L’exactitude des données numéros copie obtenues dépend de multiples facteurs, y compris la qualité et la concentration-homogénéité des échantillons Adng et la qualité des réactifs. La qualité et la précision des échantillons Adng à travers une plaque sont extrêmement importantes car les variations de concentration à travers la plaque peuvent entraîner des erreurs dans le calcul du nombre de copie. Étant donné que les tests ont été validés à l’aide des ensembles d’échantillons origine européenne, données de cohortes provenant d’autres parties du monde exigent des vérifications plus approfondies. Il s’agit de faire en sorte que les instances de décrochage de l’allèle ou liaison non-spécifique apprêt/sonde ne sont pas interprété à tort comme variation numéro de copie.
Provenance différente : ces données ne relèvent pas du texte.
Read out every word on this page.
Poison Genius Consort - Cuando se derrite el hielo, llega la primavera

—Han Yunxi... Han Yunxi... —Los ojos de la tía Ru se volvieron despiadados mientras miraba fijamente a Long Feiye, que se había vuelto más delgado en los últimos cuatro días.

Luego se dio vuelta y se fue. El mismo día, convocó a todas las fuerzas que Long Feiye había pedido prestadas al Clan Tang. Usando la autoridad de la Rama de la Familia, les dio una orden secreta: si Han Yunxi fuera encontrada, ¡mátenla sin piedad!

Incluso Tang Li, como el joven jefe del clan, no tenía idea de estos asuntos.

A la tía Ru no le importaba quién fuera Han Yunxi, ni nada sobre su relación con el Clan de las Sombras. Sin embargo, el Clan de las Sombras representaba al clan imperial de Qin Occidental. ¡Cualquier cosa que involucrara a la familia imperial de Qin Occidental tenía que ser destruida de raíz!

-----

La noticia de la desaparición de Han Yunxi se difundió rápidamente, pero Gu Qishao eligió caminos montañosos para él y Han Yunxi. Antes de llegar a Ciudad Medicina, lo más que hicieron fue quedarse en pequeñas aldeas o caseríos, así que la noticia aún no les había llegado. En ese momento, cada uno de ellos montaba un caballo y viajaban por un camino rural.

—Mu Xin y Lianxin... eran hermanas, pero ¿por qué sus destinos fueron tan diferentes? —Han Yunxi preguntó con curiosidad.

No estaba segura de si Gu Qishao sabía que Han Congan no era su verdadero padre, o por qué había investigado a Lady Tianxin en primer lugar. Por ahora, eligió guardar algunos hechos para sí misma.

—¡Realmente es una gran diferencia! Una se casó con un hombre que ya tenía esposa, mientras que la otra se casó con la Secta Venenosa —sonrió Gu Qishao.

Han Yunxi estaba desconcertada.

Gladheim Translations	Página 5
Alors que les tests ont été conçus et optimisés pour exécuter en tant que haut-débit, ils peuvent être modifiés pour exécuter moins d’échantillons. La métrique de confiance dans le logiciel d’analyse numéro de copie est affectée lors de l’analyse des échantillons de moins, mais cela peut être améliorée si les échantillons d’ADN génomiques contrôle avec un nombre connu de la copie du gène KIR figurent sur la plaque et répétitions d’échantillonnage supplémentaires sont inclus.
Pour les laboratoires sans liquide/plaque-manutention robots, mélange principal peut être dispensée à l’aide de pipettes multicanaux et plaques peuvent être chargés manuellement dans l’instrument de qPCR.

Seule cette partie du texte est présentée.